Inhaltlich geht es in den ersten beiden Strophen um einen Mann, der das Glück hat, eine kluge und standhafte Frau an seiner Seite zu haben, die sich mit ihm einig ist. Die nächsten vier Strophen befassen sich damit, wie Frauen oft in der Gesellschaft und in der Ehe benachteiligt und zurückgesetzt sind. Sie werden oft nicht ernst genommen, herabgesetzt, unzureichend gebildet und ihrer Rolle in der häuslichen Pflege verwiesen. Das führt dazu, dass sie ihre Ehemänner und deren Arbeit oft nicht verstehen oder schätzen können. In den letzten vier Strophen fordert das lyrische Ich die Männer und die Gesellschaft auf, die Frauen zu erziehen und sie zu befähigen, eine bessere Hilfe und Partnerin zu sein.

Der Inhalt legt nahe, dass das lyrische Ich die Männer und die Gesellschaft dazu auffordert, die Frauen als gleichwertig zu betrachten, ihre Intelligenz zu wertschätzen und sie zur Verbesserung ihrer eigenen Klassenstand zu erziehen.

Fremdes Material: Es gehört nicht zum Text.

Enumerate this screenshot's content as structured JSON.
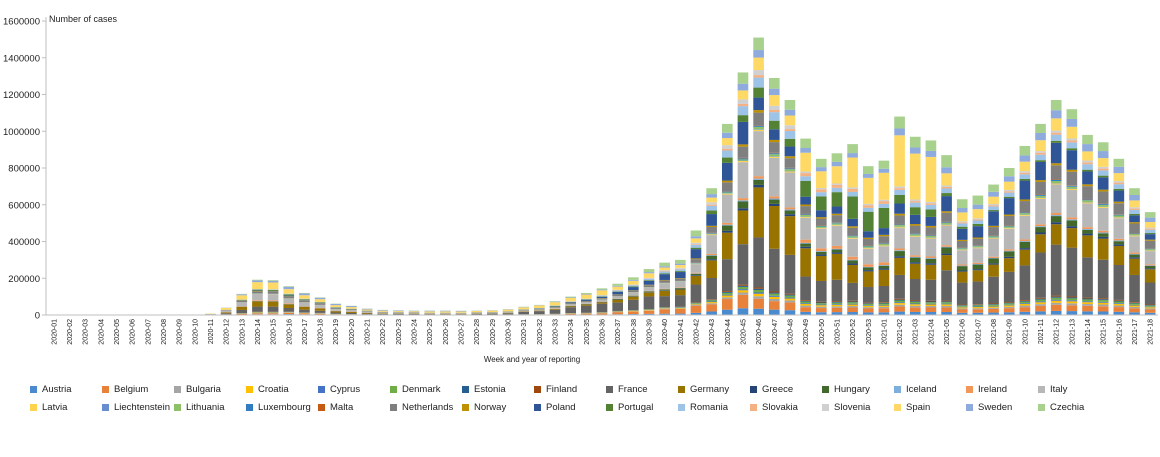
{
  "chart_data": {
    "type": "bar",
    "stacked": true,
    "ylabel": "Number of cases",
    "xlabel": "Week and year of reporting",
    "ylim": [
      0,
      1600000
    ],
    "yticks": [
      0,
      200000,
      400000,
      600000,
      800000,
      1000000,
      1200000,
      1400000,
      1600000
    ],
    "ytick_labels": [
      "0",
      "200000",
      "400000",
      "600000",
      "800000",
      "1000000",
      "1200000",
      "1400000",
      "1600000"
    ],
    "legend_position": "bottom",
    "grid": false,
    "categories": [
      "2020-01",
      "2020-02",
      "2020-03",
      "2020-04",
      "2020-05",
      "2020-06",
      "2020-07",
      "2020-08",
      "2020-09",
      "2020-10",
      "2020-11",
      "2020-12",
      "2020-13",
      "2020-14",
      "2020-15",
      "2020-16",
      "2020-17",
      "2020-18",
      "2020-19",
      "2020-20",
      "2020-21",
      "2020-22",
      "2020-23",
      "2020-24",
      "2020-25",
      "2020-26",
      "2020-27",
      "2020-28",
      "2020-29",
      "2020-30",
      "2020-31",
      "2020-32",
      "2020-33",
      "2020-34",
      "2020-35",
      "2020-36",
      "2020-37",
      "2020-38",
      "2020-39",
      "2020-40",
      "2020-41",
      "2020-42",
      "2020-43",
      "2020-44",
      "2020-45",
      "2020-46",
      "2020-47",
      "2020-48",
      "2020-49",
      "2020-50",
      "2020-51",
      "2020-52",
      "2020-53",
      "2021-01",
      "2021-02",
      "2021-03",
      "2021-04",
      "2021-05",
      "2021-06",
      "2021-07",
      "2021-08",
      "2021-09",
      "2021-10",
      "2021-11",
      "2021-12",
      "2021-13",
      "2021-14",
      "2021-15",
      "2021-16",
      "2021-17",
      "2021-18"
    ],
    "totals": [
      0,
      0,
      0,
      0,
      0,
      0,
      0,
      0,
      0,
      0,
      8000,
      40000,
      115000,
      192000,
      190000,
      157000,
      120000,
      96000,
      62000,
      50000,
      35000,
      28000,
      25000,
      24000,
      24000,
      24000,
      23000,
      24000,
      26000,
      32000,
      45000,
      55000,
      75000,
      100000,
      120000,
      145000,
      170000,
      205000,
      250000,
      285000,
      300000,
      460000,
      690000,
      1040000,
      1320000,
      1510000,
      1290000,
      1170000,
      960000,
      850000,
      880000,
      930000,
      810000,
      840000,
      1080000,
      970000,
      950000,
      870000,
      630000,
      650000,
      710000,
      800000,
      920000,
      1040000,
      1170000,
      1120000,
      980000,
      940000,
      850000,
      690000,
      560000
    ],
    "series": [
      {
        "name": "Austria",
        "color": "#4a8bd0",
        "shares": [
          0.02,
          0.02,
          0.03,
          0.02,
          0.03,
          0.02,
          0.02,
          0.02,
          0.02,
          0.03,
          0.03,
          0.03,
          0.025,
          0.02,
          0.02,
          0.02,
          0.02,
          0.02,
          0.02,
          0.02,
          0.02
        ]
      },
      {
        "name": "Belgium",
        "color": "#e8823a",
        "shares": [
          0.03,
          0.03,
          0.04,
          0.03,
          0.03,
          0.03,
          0.03,
          0.03,
          0.05,
          0.08,
          0.1,
          0.06,
          0.04,
          0.03,
          0.03,
          0.03,
          0.03,
          0.03,
          0.03,
          0.03,
          0.03
        ]
      },
      {
        "name": "Bulgaria",
        "color": "#a5a5a5",
        "shares": [
          0.01,
          0.01,
          0.01,
          0.01,
          0.01,
          0.01,
          0.01,
          0.01,
          0.01,
          0.01,
          0.01,
          0.01,
          0.01,
          0.01,
          0.01,
          0.01,
          0.01,
          0.01,
          0.01,
          0.01,
          0.01
        ]
      },
      {
        "name": "Croatia",
        "color": "#ffc000",
        "shares": [
          0.01,
          0.01,
          0.01,
          0.01,
          0.01,
          0.01,
          0.01,
          0.01,
          0.01,
          0.01,
          0.01,
          0.01,
          0.01,
          0.01,
          0.01,
          0.01,
          0.01,
          0.01,
          0.01,
          0.01,
          0.01
        ]
      },
      {
        "name": "Cyprus",
        "color": "#4472c4",
        "shares": [
          0.005,
          0.005,
          0.005,
          0.005,
          0.005,
          0.005,
          0.005,
          0.005,
          0.005,
          0.005,
          0.005,
          0.005,
          0.005,
          0.005,
          0.005,
          0.005,
          0.005,
          0.005,
          0.005,
          0.005,
          0.005
        ]
      },
      {
        "name": "Denmark",
        "color": "#70ad47",
        "shares": [
          0.01,
          0.01,
          0.01,
          0.01,
          0.01,
          0.01,
          0.01,
          0.01,
          0.01,
          0.01,
          0.01,
          0.01,
          0.01,
          0.01,
          0.01,
          0.01,
          0.01,
          0.01,
          0.01,
          0.01,
          0.01
        ]
      },
      {
        "name": "Estonia",
        "color": "#255e91",
        "shares": [
          0.005,
          0.005,
          0.005,
          0.005,
          0.005,
          0.005,
          0.005,
          0.005,
          0.005,
          0.005,
          0.005,
          0.005,
          0.005,
          0.005,
          0.005,
          0.005,
          0.005,
          0.005,
          0.005,
          0.005,
          0.005
        ]
      },
      {
        "name": "Finland",
        "color": "#9e480e",
        "shares": [
          0.005,
          0.005,
          0.005,
          0.005,
          0.005,
          0.005,
          0.005,
          0.005,
          0.005,
          0.005,
          0.005,
          0.005,
          0.005,
          0.005,
          0.005,
          0.005,
          0.005,
          0.005,
          0.005,
          0.005,
          0.005
        ]
      },
      {
        "name": "France",
        "color": "#636363",
        "shares": [
          0.15,
          0.15,
          0.12,
          0.1,
          0.1,
          0.1,
          0.2,
          0.3,
          0.35,
          0.33,
          0.25,
          0.18,
          0.2,
          0.15,
          0.12,
          0.14,
          0.2,
          0.22,
          0.25,
          0.22,
          0.2
        ]
      },
      {
        "name": "Germany",
        "color": "#997300",
        "shares": [
          0.12,
          0.15,
          0.12,
          0.1,
          0.08,
          0.06,
          0.06,
          0.05,
          0.06,
          0.1,
          0.12,
          0.15,
          0.2,
          0.18,
          0.12,
          0.1,
          0.1,
          0.1,
          0.1,
          0.12,
          0.12
        ]
      },
      {
        "name": "Greece",
        "color": "#264478",
        "shares": [
          0.005,
          0.005,
          0.005,
          0.005,
          0.005,
          0.005,
          0.005,
          0.005,
          0.01,
          0.01,
          0.01,
          0.01,
          0.01,
          0.01,
          0.01,
          0.01,
          0.01,
          0.01,
          0.01,
          0.01,
          0.01
        ]
      },
      {
        "name": "Hungary",
        "color": "#43682b",
        "shares": [
          0.005,
          0.005,
          0.005,
          0.005,
          0.005,
          0.005,
          0.005,
          0.005,
          0.01,
          0.02,
          0.02,
          0.03,
          0.02,
          0.02,
          0.02,
          0.03,
          0.04,
          0.04,
          0.03,
          0.02,
          0.02
        ]
      },
      {
        "name": "Iceland",
        "color": "#7cafdd",
        "shares": [
          0.005,
          0.005,
          0.005,
          0.005,
          0.005,
          0.005,
          0.005,
          0.005,
          0.005,
          0.005,
          0.005,
          0.005,
          0.005,
          0.005,
          0.005,
          0.005,
          0.005,
          0.005,
          0.005,
          0.005,
          0.005
        ]
      },
      {
        "name": "Ireland",
        "color": "#f1975a",
        "shares": [
          0.02,
          0.02,
          0.02,
          0.02,
          0.02,
          0.02,
          0.02,
          0.02,
          0.01,
          0.01,
          0.01,
          0.01,
          0.01,
          0.02,
          0.02,
          0.01,
          0.01,
          0.01,
          0.01,
          0.01,
          0.01
        ]
      },
      {
        "name": "Italy",
        "color": "#b7b7b7",
        "shares": [
          0.2,
          0.18,
          0.15,
          0.12,
          0.1,
          0.06,
          0.05,
          0.05,
          0.06,
          0.08,
          0.12,
          0.16,
          0.18,
          0.14,
          0.12,
          0.12,
          0.13,
          0.15,
          0.14,
          0.13,
          0.12
        ]
      },
      {
        "name": "Latvia",
        "color": "#ffd34d",
        "shares": [
          0.005,
          0.005,
          0.005,
          0.005,
          0.005,
          0.005,
          0.005,
          0.005,
          0.005,
          0.005,
          0.005,
          0.005,
          0.005,
          0.005,
          0.005,
          0.005,
          0.005,
          0.005,
          0.005,
          0.005,
          0.005
        ]
      },
      {
        "name": "Liechtenstein",
        "color": "#698ed0",
        "shares": [
          0.002,
          0.002,
          0.002,
          0.002,
          0.002,
          0.002,
          0.002,
          0.002,
          0.002,
          0.002,
          0.002,
          0.002,
          0.002,
          0.002,
          0.002,
          0.002,
          0.002,
          0.002,
          0.002,
          0.002,
          0.002
        ]
      },
      {
        "name": "Lithuania",
        "color": "#8cc168",
        "shares": [
          0.005,
          0.005,
          0.005,
          0.005,
          0.005,
          0.005,
          0.005,
          0.005,
          0.005,
          0.005,
          0.005,
          0.005,
          0.01,
          0.01,
          0.01,
          0.01,
          0.01,
          0.01,
          0.01,
          0.01,
          0.01
        ]
      },
      {
        "name": "Luxembourg",
        "color": "#327dc2",
        "shares": [
          0.005,
          0.005,
          0.005,
          0.005,
          0.005,
          0.005,
          0.005,
          0.005,
          0.005,
          0.005,
          0.005,
          0.005,
          0.005,
          0.005,
          0.005,
          0.005,
          0.005,
          0.005,
          0.005,
          0.005,
          0.005
        ]
      },
      {
        "name": "Malta",
        "color": "#c55a11",
        "shares": [
          0.002,
          0.002,
          0.002,
          0.002,
          0.002,
          0.002,
          0.002,
          0.002,
          0.002,
          0.002,
          0.002,
          0.002,
          0.002,
          0.002,
          0.002,
          0.002,
          0.002,
          0.002,
          0.002,
          0.002,
          0.002
        ]
      },
      {
        "name": "Netherlands",
        "color": "#7f7f7f",
        "shares": [
          0.06,
          0.06,
          0.06,
          0.05,
          0.05,
          0.05,
          0.05,
          0.05,
          0.05,
          0.05,
          0.05,
          0.05,
          0.05,
          0.05,
          0.05,
          0.05,
          0.06,
          0.07,
          0.07,
          0.07,
          0.07
        ]
      },
      {
        "name": "Norway",
        "color": "#bf9000",
        "shares": [
          0.01,
          0.01,
          0.01,
          0.01,
          0.01,
          0.01,
          0.01,
          0.01,
          0.01,
          0.01,
          0.01,
          0.01,
          0.01,
          0.01,
          0.01,
          0.01,
          0.01,
          0.01,
          0.01,
          0.01,
          0.01
        ]
      },
      {
        "name": "Poland",
        "color": "#2f5597",
        "shares": [
          0.01,
          0.01,
          0.02,
          0.03,
          0.03,
          0.03,
          0.03,
          0.04,
          0.05,
          0.1,
          0.13,
          0.1,
          0.05,
          0.05,
          0.05,
          0.06,
          0.1,
          0.12,
          0.1,
          0.07,
          0.05
        ]
      },
      {
        "name": "Portugal",
        "color": "#548235",
        "shares": [
          0.02,
          0.03,
          0.04,
          0.03,
          0.03,
          0.03,
          0.03,
          0.03,
          0.02,
          0.02,
          0.02,
          0.03,
          0.04,
          0.1,
          0.15,
          0.05,
          0.02,
          0.01,
          0.01,
          0.01,
          0.01
        ]
      },
      {
        "name": "Romania",
        "color": "#9dc3e6",
        "shares": [
          0.01,
          0.01,
          0.02,
          0.02,
          0.03,
          0.03,
          0.03,
          0.03,
          0.03,
          0.04,
          0.04,
          0.04,
          0.04,
          0.03,
          0.03,
          0.03,
          0.03,
          0.03,
          0.03,
          0.03,
          0.03
        ]
      },
      {
        "name": "Slovakia",
        "color": "#f4b183",
        "shares": [
          0.002,
          0.002,
          0.002,
          0.002,
          0.002,
          0.002,
          0.002,
          0.002,
          0.005,
          0.01,
          0.01,
          0.01,
          0.01,
          0.02,
          0.02,
          0.01,
          0.01,
          0.01,
          0.01,
          0.01,
          0.01
        ]
      },
      {
        "name": "Slovenia",
        "color": "#d0d0d0",
        "shares": [
          0.005,
          0.005,
          0.005,
          0.005,
          0.005,
          0.005,
          0.005,
          0.005,
          0.01,
          0.01,
          0.02,
          0.02,
          0.02,
          0.01,
          0.01,
          0.01,
          0.01,
          0.01,
          0.01,
          0.01,
          0.01
        ]
      },
      {
        "name": "Spain",
        "color": "#ffd966",
        "shares": [
          0.25,
          0.2,
          0.15,
          0.15,
          0.2,
          0.3,
          0.3,
          0.25,
          0.2,
          0.12,
          0.06,
          0.04,
          0.05,
          0.12,
          0.2,
          0.3,
          0.08,
          0.06,
          0.06,
          0.05,
          0.05
        ]
      },
      {
        "name": "Sweden",
        "color": "#8faadc",
        "shares": [
          0.03,
          0.05,
          0.08,
          0.1,
          0.12,
          0.15,
          0.06,
          0.04,
          0.03,
          0.03,
          0.03,
          0.03,
          0.03,
          0.03,
          0.03,
          0.04,
          0.04,
          0.04,
          0.04,
          0.04,
          0.04
        ]
      },
      {
        "name": "Czechia",
        "color": "#a9d18e",
        "shares": [
          0.01,
          0.02,
          0.02,
          0.02,
          0.02,
          0.02,
          0.02,
          0.03,
          0.05,
          0.08,
          0.08,
          0.05,
          0.05,
          0.06,
          0.06,
          0.07,
          0.08,
          0.06,
          0.05,
          0.05,
          0.05
        ]
      }
    ]
  }
}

Formal besteht das Gedicht aus zwölf Vierzeilen-Strophen mit einem klaren Reimschema (AbAb). Die Sprache des Dichters ist einfach, klar und direkt, was den Appellcharakter des Gedichts verstärkt. Besondere sprachliche Bilder oder Metaphern sind zu diesem Zweck nicht eingebaut. Die Einfachheit und Direktheit der Sprache tragen dazu bei, den ernsten und dringenden Ton der Botschaft des Gedichts zu unterstützen. Im Ganzen ist das Gedicht ein Appell an die Gesellschaft, Frauen zu schätzen und ihnen die Möglichkeit zu geben, ihre Fähigkeiten und ihr Potenzial zu entfalten. Es ist ein frühes Plädoyer für die Gleichstellung und Bildung von Frauen.

Weitere Informationen

Der Autor des Gedichtes „Die Frau“ ist Heinrich Kämpchen. Kämpchen wurde im Jahr 1847 in Altendorf an der Ruhr geboren. 1909 ist das Gedicht entstanden. In Bochum ist der Text erschienen. Von der Entstehungszeit des Gedichtes bzw. von den Lebensdaten des Autors her lässt sich das Gedicht der Epoche Moderne zuordnen. Vor Verwendung der Angaben zur Epoche prüfe bitte die Richtigkeit. Die Zuordnung der Epoche ist ausschließlich auf zeitlicher Ebene geschehen und daher anfällig für Fehler. Das vorliegende Gedicht umfasst 297 Wörter. Es baut sich aus 12 Strophen auf und besteht aus 48 Versen. Weitere Werke des Dichters Heinrich Kämpchen sind „Am Kochbrunnen in Wiesbaden“, „Am Marienbrönnlein“ und „Am Rhein“. Zum Autor des Gedichtes „Die Frau“ haben wir auf abi-pur.de weitere 165 Gedichte veröffentlicht.